Parking becoming a bigger problem on and off campus

Cars+Parked+at+Crowley+Park+

Cars Parked at Crowley Park

The Wood Word, Editorial Board

It’s no question that parking has been and probably always will be a problem for Marywood students on campus. But this year, the parking dilemma seems to have worsened with the drastic increase in parking permit cost.

Flash back to three years earlier, to a time when the cost of an on-campus parking permit was $100. This was not a bad price to park a car on campus. Institutions around the area have varied parking permit prices ranging from $45- $140. However, in the past two years, Marywood parking permits have increased annually by $50, this year amounting to a whopping $200 for a parking permit.

When The Wood Word asked Campus Safety why the price has dramatically increased in the last three years, Chief of Campus Safety, Mike Finegan, said it is the board of trustees that makes decisions regarding the cost of parking permits, and he wasn’t clear on the reason for the increases.

“While I can’t say for sure what the reason for the increase was, I think additional revenue would be a reasonable assumption,” said Finegan. He also said that despite the increase in cost, he has not seen any drop in parking permit sales this year.

Vice president for business affairs, Joseph Garvey, explained that he evaluates and determines the proposed parking costs and passes the recommendations to the board, which make a final decision based on his recommendations.

But, regardless of the reasons for the increase, the continually rising cost has proven challenging for a stereotypical “poor college student.” As a result, many Marywood students resort to cheaper alternatives, like parking off campus and on the streets surrounding the campus.

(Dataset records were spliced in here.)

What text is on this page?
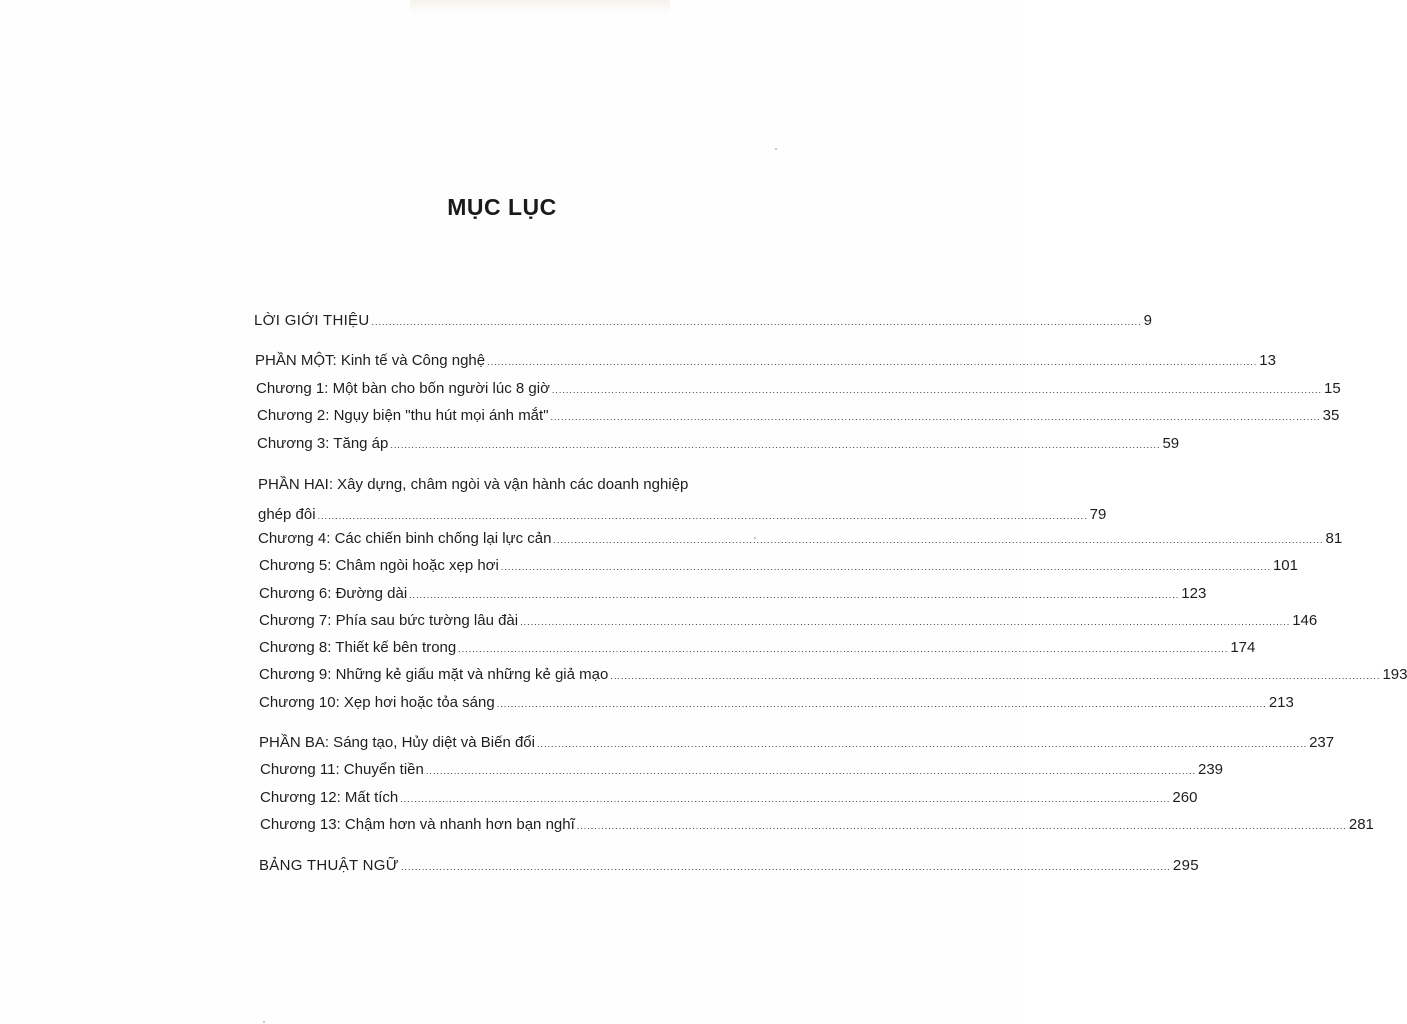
MỤC LỤC
LỜI GIỚI THIỆU ............................................................................................................................................................................................................................ 9
PHẦN MỘT: Kinh tế và Công nghệ ............................................................................................................................................................................................................................ 13
Chương 1: Một bàn cho bốn người lúc 8 giờ ............................................................................................................................................................................................................................ 15
Chương 2: Ngụy biện "thu hút mọi ánh mắt" ............................................................................................................................................................................................................................ 35
Chương 3: Tăng áp ............................................................................................................................................................................................................................ 59
PHẦN HAI: Xây dựng, châm ngòi và vận hành các doanh nghiệp
ghép đôi ............................................................................................................................................................................................................................ 79
Chương 4: Các chiến binh chống lại lực cản ............................................................................................................................................................................................................................ 81
Chương 5: Châm ngòi hoặc xẹp hơi ............................................................................................................................................................................................................................ 101
Chương 6: Đường dài ............................................................................................................................................................................................................................ 123
Chương 7: Phía sau bức tường lâu đài ............................................................................................................................................................................................................................ 146
Chương 8: Thiết kế bên trong ............................................................................................................................................................................................................................ 174
Chương 9: Những kẻ giấu mặt và những kẻ giả mạo ............................................................................................................................................................................................................................ 193
Chương 10: Xẹp hơi hoặc tỏa sáng ............................................................................................................................................................................................................................ 213
PHẦN BA: Sáng tạo, Hủy diệt và Biến đổi ............................................................................................................................................................................................................................ 237
Chương 11: Chuyển tiền ............................................................................................................................................................................................................................ 239
Chương 12: Mất tích ............................................................................................................................................................................................................................ 260
Chương 13: Chậm hơn và nhanh hơn bạn nghĩ ............................................................................................................................................................................................................................ 281
BẢNG THUẬT NGỮ ............................................................................................................................................................................................................................ 295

The number of parked cars has increased on busy roads around the university, including University Avenue, North Washington Avenue, and Fairfield Street. Many students are also now parking in the Crowley Park lot, the park behind the Woodlands Apartments, which serves as an inconvenience for families who actually want to use the park facilities.

Parking in these places may seem like a great idea. It’s free, after all. But, it may actually come at a cost. Although parking on designated roads that do not require parking permits is legal, doing so can create a hazard for local traffic and residents.

The Wood Word spoke with one concerned local resident, who asked not to be identified, about how this “off campus” parking is affecting her neighborhood. She reported a significant increase in cars on her street this semester, which she believes increases safety issues because of the increased traffic.

She also finds it a hazard for local children that live in the neighborhood due to the increased traffic. Her biggest concern has yet to come: winter. “During busy times, I frequently have to pull over to allow cars going the other way to pass.  And when roads are snowy or icy, these frequent pullovers can be hazardous, increasing the risk of either sliding or getting stuck,” she said.

The Crowley Park parking lot has also become a place of concern. Generally, from Monday-Friday Crowley park is full of cars, all with stickers reading “Marywood University” on their back window. Not only does this create challenges for visitors who actually intend to use the park, but it also creates safety concerns for the students parking there, as Campus Safety does not monitor this lot since it is not actually a part of the Marywood campus.

Addressing the Crowley Park issue will be difficult because it is legal to park in the lot since it is a public facility, but it’s clear that the lot is being abused by students and has the potential to create safety concerns.    While it’s important that students make decisions in their best financial interests, and while that might include not purchasing an on-campus parking permit, it’s also important that we respect the community surrounding our campus. Evading that $200 parking permit fee may not be the answer. So, think before you park, and remember to consider your own personal safety and the safety of the surrounding community as you do.